Quelles sont ces réformes ?
Il s'agit de réformes visant globalement à améliorer notre démocratie aux plans politique, économique et social et renforcer nos institutions, en particulier l'Assemblée nationale dont les fonctions de représentation, de législation, de contrôle et d'évaluation des politiques publiques devront être orientées exclusivement vers la satisfaction des besoins des Sénégalais. Ce message a été entendu et compris des populations si bien que je ne doute pas qu'elles le traduiront par leur choix le 30 juillet prochain. Voilà un premier motif de satisfaction.

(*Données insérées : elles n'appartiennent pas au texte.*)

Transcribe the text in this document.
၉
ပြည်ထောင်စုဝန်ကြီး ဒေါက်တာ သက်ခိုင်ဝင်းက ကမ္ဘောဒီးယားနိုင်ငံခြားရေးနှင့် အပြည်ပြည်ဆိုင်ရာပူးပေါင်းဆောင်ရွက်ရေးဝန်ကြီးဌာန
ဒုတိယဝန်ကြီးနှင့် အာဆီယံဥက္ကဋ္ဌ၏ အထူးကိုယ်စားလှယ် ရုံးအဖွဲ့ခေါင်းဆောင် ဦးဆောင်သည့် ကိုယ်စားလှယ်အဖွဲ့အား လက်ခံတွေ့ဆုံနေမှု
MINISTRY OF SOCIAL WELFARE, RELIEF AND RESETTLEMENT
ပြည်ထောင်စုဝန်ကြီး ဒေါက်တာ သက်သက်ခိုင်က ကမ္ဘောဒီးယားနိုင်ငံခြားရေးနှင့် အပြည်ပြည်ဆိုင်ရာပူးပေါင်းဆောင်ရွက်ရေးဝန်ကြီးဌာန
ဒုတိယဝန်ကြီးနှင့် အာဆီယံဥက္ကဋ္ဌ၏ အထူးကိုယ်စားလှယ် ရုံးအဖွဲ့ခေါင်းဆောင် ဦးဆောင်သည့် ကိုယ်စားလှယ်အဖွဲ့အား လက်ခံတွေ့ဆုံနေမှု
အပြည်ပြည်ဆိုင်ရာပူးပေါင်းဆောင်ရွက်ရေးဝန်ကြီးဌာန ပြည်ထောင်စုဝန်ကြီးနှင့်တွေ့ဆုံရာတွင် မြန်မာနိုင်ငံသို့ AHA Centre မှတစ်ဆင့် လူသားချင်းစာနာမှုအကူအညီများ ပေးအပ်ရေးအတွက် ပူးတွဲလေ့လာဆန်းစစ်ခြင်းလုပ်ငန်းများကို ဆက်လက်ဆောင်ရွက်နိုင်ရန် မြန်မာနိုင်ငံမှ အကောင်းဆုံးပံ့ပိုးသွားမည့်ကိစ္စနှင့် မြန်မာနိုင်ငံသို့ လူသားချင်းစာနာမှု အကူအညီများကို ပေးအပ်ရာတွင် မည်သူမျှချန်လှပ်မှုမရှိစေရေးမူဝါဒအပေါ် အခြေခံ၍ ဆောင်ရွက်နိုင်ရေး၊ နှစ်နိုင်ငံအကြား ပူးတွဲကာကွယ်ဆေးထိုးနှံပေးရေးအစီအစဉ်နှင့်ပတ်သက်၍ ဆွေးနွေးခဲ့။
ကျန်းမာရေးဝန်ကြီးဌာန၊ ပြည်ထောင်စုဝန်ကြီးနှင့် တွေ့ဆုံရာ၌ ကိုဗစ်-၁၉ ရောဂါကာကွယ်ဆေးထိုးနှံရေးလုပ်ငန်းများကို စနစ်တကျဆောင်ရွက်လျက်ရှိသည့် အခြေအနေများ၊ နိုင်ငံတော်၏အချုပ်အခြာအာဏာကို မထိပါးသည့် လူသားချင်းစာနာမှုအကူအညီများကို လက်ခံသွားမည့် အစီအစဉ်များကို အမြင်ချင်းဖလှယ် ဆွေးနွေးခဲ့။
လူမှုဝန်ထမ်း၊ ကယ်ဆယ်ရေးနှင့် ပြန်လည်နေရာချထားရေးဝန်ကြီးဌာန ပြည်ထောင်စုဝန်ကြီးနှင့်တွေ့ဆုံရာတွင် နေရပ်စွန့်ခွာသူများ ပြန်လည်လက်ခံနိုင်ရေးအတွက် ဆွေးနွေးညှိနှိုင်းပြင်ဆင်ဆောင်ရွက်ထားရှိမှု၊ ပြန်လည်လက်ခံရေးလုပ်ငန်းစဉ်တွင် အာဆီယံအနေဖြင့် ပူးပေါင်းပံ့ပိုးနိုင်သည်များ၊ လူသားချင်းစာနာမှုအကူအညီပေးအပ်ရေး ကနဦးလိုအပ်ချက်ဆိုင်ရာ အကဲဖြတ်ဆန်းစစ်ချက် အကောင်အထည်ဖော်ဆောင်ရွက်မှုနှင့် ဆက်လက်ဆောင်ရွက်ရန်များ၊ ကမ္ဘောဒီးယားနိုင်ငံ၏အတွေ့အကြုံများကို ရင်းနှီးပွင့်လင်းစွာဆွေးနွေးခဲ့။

Nous avions également décidé, face à la détresse de nos populations, de ne pas mener une campagne folklorique et onéreuse. Un pari que nous avons tenu. Enfin en maintenant notre tête de liste Khalifa Sall en prison, le pouvoir de Macky Sall pensait lui porter ombrage et le réduire au silence. Mais, tout le monde a pu constater qu'il a été l'absent le plus présent dans cette campagne. Chacun des leaders de Mànkoo Taxawu Senegaal s'est fortement impliqué comme s'il était lui-même la tête de liste. C'est donc pour toutes ces raisons que nous sommes entièrement satisfaits du déroulement de notre campagne.
On a noté beaucoup de dysfonctionnements dans la délivrance des cartes d'électeurs. Comment analysez-vous cette situation ?
C'est pire que des dysfonctionnements car on a vu des défaillances sans précédent. Je dirai même qu'il s'agit d'un sabotage organisé tellement le processus électoral a été chaotique depuis le début.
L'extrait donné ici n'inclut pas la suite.